By Brandon Sanderson
Publisher: Delacorte Press
Print Length: 386 pages
Release Year: 2003
Genre: Young Adult, Science Fiction, Fantasy
Avg. Goodreads Rating: 4.13
Ten years ago, Calamity came. It was a burst in the sky that gave ordinary men and women extraordinary powers. The awed public started calling them Epics. But Epics are no friend of man. With incredible gifts came the desire to rule. And to rule man you must crush his will.
Nobody fights the Epics…nobody but the Reckoners. A shadowy group of ordinary humans, they spend their lives studying Epics, finding their weaknesses, and then assassinating them.
And David wants in. He wants Steelheart — the Epic who is said to be invincible. The Epic who killed David’s father. For years, like the Reckoners, David’s been studying, and planning — and he has something they need. Not an object, but an experience.
He’s seen Steelheart bleed. And he wants revenge. (Goodreads)
Brandon Sanderson only took one book to make it on my favourite authors’ list. Now, I aim to read every book he’s ever written. While I’m very excited to start reading the Mistborn series, I decided to start with The Reckoner’s trilogy because I could acquire the first book, Steelheart, for only a dollar. I had high expectations going into this book, and gods bless Brandon Sanderson for delivering!
Steelheart presents an interesting view of the superhero genre, arguing that “absolute power absolutely corrupts.” Sanderson takes this idea and just goes for it full force, introducing us to a unique world where those with powers are exclusively villainous. For modern-day readers, this series is a lot The Boys in its depiction of a corrupt superpowered society and the anti-hero vigilantes that seek to change it. This unexpected take and the plethora of twists woven throughout make this one of the best YA superpower stories I’ve ever read.
I’ve grown to expect Sanderson to do the unexpected, and this book didn’t fail me. Sanderson is great at making everything go wrong for our characters, forcing them to rely on their abilities to get them out of certain situations. This often leads to near-death experiences because no person can succeed at everything. These catastrophic character failures made me fall in love with Sanderson’s writing. He does the unexpected, and he always manages to catch me off guard. You won’t find much– if any– dues ex machina here.

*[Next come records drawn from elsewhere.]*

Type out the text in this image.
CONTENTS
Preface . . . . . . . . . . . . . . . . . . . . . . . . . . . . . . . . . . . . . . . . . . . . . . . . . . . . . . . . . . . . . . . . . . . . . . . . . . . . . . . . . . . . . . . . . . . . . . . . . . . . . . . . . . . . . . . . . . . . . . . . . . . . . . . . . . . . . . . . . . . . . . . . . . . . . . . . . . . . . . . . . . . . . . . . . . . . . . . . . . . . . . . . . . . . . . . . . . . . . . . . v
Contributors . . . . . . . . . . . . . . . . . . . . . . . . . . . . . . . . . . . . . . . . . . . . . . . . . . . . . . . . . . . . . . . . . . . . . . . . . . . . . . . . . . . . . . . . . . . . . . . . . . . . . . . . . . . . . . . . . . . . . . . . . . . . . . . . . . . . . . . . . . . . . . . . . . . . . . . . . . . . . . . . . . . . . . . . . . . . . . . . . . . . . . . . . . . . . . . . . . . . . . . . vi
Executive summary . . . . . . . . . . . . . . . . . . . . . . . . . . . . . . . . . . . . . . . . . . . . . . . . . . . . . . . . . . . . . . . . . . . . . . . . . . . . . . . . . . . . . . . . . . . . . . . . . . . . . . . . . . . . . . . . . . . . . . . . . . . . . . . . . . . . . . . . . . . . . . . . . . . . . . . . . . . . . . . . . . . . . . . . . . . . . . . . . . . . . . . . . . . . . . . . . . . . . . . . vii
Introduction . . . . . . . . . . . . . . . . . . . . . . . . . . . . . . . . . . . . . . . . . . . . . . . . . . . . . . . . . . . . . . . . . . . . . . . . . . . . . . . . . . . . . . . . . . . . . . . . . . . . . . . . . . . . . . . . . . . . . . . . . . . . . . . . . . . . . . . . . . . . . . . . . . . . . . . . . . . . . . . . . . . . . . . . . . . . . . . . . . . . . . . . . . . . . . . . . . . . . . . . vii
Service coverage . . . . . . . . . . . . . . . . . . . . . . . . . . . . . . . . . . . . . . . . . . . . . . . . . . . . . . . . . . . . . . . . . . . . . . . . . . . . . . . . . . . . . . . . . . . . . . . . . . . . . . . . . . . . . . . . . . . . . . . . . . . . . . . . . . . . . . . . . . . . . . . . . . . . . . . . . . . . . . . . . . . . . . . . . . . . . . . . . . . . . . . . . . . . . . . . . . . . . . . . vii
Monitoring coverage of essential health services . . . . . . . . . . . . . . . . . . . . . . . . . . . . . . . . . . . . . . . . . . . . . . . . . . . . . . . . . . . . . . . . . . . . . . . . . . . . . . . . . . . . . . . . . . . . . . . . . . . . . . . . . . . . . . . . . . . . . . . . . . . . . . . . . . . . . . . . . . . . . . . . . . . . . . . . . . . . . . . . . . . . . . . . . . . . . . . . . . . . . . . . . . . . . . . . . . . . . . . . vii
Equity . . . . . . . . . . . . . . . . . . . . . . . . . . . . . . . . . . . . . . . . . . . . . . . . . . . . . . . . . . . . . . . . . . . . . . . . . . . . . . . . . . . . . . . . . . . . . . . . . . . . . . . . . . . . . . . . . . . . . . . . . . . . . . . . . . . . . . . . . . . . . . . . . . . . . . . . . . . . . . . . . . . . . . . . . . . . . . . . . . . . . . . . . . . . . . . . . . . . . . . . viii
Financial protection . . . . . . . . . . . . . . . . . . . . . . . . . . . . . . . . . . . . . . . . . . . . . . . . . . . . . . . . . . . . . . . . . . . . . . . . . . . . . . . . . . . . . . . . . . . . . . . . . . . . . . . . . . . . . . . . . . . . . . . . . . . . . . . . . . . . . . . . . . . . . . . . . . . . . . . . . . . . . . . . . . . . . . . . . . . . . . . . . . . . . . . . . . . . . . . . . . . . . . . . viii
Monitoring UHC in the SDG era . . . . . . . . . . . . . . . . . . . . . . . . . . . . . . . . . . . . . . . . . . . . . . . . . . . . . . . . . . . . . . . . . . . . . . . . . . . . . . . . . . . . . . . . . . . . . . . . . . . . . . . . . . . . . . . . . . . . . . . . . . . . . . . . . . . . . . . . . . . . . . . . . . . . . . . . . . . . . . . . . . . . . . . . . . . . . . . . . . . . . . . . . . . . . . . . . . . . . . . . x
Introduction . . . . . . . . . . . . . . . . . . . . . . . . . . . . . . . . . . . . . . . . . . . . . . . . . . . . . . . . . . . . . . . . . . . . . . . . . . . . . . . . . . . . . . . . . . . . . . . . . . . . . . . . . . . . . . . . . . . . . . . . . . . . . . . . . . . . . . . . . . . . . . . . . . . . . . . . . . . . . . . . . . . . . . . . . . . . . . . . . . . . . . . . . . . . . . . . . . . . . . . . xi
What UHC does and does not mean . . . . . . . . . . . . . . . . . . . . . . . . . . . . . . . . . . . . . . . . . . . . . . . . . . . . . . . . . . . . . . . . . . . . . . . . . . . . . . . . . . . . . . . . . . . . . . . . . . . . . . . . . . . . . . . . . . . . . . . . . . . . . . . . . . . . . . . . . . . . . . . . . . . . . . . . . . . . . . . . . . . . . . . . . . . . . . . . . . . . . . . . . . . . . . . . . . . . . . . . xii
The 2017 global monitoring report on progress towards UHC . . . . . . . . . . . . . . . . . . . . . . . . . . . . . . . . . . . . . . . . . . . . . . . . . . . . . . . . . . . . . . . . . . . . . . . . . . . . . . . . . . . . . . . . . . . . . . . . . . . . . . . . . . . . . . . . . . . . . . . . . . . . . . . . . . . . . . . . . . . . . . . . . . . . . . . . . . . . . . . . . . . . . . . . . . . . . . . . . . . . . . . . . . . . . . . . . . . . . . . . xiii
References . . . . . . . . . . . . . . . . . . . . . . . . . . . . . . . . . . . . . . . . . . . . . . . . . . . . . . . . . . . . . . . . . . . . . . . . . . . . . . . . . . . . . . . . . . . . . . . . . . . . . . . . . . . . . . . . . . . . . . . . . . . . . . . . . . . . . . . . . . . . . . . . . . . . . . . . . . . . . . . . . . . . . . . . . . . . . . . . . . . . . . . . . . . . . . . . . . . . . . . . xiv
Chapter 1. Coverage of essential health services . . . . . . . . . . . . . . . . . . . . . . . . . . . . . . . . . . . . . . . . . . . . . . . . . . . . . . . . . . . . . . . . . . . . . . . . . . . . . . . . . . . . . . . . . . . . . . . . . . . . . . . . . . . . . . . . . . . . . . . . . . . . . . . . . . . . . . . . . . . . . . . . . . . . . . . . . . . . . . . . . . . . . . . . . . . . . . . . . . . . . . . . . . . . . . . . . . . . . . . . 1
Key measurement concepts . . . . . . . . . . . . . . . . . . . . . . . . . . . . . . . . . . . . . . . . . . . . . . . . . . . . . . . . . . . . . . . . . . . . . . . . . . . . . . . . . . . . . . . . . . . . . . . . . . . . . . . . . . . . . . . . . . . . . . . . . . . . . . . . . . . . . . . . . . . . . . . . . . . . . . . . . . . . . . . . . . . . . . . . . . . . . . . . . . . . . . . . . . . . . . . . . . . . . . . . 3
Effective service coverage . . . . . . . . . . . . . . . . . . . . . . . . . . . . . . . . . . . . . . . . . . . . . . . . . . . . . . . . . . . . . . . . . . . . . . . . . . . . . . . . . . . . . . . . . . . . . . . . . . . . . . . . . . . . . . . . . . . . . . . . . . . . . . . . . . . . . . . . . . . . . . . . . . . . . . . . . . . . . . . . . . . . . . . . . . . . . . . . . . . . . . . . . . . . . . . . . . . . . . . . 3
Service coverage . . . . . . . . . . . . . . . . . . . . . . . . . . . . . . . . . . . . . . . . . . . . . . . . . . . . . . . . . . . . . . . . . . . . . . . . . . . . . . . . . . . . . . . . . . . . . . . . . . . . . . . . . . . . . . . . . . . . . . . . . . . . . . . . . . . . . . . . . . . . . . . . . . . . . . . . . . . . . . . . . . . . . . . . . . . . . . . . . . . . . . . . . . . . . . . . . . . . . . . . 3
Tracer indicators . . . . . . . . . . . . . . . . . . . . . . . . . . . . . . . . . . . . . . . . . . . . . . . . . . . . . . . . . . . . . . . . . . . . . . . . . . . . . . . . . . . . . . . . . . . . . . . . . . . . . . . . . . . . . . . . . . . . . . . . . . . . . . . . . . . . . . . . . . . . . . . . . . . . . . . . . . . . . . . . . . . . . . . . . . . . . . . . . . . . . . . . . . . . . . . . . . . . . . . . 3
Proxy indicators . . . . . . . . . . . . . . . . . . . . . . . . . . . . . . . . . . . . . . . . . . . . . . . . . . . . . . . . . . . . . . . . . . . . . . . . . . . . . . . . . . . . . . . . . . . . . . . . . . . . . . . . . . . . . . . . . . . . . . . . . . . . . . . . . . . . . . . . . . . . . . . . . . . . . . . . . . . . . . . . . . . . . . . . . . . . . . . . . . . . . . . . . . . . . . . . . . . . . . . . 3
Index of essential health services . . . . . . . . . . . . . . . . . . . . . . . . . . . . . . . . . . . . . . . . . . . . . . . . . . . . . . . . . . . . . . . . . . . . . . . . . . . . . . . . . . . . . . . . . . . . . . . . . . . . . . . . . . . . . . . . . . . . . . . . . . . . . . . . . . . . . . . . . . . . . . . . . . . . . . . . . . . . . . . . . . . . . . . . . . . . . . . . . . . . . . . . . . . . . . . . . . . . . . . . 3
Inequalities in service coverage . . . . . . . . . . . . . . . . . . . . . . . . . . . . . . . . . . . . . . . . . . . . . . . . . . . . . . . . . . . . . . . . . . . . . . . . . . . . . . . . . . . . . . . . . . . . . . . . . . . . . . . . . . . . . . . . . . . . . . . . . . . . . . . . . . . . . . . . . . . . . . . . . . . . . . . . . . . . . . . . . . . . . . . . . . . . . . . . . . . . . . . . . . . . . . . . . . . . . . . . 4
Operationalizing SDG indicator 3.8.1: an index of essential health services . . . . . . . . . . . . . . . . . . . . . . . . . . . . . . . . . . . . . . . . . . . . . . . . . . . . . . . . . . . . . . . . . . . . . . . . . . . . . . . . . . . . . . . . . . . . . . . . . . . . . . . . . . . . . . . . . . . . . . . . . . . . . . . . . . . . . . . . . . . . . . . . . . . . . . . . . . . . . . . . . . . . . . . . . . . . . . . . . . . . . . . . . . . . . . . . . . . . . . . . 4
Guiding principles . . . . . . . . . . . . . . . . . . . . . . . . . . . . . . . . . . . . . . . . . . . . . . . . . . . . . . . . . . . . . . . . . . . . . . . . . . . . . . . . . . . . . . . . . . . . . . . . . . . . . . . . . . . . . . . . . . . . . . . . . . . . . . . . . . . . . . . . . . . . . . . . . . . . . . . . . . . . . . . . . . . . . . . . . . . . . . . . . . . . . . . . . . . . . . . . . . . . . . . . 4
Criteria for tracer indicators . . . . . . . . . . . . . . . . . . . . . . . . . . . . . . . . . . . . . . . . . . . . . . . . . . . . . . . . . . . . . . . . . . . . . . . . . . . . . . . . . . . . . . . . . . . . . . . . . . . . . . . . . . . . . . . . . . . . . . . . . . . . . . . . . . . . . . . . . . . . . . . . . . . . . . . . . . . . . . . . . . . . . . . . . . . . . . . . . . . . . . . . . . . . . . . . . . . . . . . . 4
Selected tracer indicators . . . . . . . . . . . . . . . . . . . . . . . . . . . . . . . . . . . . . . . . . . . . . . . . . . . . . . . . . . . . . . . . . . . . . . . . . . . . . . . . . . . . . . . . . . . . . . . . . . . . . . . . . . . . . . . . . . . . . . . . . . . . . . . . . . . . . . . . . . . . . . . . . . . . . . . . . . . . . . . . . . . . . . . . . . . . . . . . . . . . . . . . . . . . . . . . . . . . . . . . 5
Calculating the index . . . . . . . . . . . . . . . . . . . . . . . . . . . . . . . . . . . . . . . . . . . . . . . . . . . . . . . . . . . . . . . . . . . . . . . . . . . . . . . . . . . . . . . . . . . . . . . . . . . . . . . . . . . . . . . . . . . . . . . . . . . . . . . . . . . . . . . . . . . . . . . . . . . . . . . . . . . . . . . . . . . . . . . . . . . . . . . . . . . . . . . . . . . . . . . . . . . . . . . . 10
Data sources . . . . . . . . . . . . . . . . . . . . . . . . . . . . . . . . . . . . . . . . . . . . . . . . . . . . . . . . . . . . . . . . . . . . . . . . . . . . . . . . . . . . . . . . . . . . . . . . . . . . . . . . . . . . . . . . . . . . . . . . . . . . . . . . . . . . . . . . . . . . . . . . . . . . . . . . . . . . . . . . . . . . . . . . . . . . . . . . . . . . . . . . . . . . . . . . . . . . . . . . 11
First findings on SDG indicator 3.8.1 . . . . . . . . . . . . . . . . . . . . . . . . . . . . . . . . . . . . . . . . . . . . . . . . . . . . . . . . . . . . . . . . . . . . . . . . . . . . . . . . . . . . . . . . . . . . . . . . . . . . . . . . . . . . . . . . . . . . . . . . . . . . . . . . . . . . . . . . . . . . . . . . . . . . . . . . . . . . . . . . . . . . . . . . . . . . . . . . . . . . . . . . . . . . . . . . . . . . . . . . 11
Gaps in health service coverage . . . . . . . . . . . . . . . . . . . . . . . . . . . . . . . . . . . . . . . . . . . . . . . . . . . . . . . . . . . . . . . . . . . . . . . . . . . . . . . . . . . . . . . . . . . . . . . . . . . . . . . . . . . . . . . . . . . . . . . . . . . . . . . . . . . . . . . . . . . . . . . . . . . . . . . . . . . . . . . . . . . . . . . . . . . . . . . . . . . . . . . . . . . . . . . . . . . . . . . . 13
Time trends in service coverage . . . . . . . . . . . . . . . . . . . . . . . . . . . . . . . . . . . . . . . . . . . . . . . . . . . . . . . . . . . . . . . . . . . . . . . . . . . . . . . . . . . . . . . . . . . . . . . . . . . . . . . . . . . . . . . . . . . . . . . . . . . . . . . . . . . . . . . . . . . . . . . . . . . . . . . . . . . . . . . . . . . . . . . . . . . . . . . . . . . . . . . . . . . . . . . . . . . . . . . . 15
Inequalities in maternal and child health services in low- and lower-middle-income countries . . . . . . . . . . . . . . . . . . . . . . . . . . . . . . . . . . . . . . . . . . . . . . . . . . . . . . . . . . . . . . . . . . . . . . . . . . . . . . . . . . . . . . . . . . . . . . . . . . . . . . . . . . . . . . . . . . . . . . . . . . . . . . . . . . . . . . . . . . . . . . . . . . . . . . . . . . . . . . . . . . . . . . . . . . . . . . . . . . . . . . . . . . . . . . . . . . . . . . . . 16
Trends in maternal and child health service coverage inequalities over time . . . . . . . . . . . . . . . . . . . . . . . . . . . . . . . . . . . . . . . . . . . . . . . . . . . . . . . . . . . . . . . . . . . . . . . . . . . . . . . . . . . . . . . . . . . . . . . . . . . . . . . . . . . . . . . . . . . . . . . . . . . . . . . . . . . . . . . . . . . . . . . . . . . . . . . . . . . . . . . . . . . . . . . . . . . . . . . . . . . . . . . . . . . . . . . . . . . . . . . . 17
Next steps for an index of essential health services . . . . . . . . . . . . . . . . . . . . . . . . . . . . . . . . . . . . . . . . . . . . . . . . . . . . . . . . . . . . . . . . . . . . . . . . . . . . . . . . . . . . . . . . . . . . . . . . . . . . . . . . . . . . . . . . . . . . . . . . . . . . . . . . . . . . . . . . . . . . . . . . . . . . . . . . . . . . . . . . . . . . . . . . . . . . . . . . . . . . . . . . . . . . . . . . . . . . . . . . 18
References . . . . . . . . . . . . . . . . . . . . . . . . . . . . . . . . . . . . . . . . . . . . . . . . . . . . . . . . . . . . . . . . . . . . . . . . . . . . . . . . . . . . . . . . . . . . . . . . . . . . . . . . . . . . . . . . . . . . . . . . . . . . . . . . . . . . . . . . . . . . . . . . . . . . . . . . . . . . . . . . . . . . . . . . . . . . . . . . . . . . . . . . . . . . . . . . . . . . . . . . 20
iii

This being only the second book I’ve read by Sanderson, I don’t really have the best frame of reference to compare it to. The other book I read, Skyward, is his most recent foray into the Young Adult category. Skyward is exceptional, one of the best YA science-fiction books I’ve ever read. Steelheart, having been written almost 20 years ago, is only proof to me that Sanderson is one of the best writers of our time. I feel this wasn’t his best work, and if I’m right, I don’t know how I will handle the greatness that I’ve yet to discover.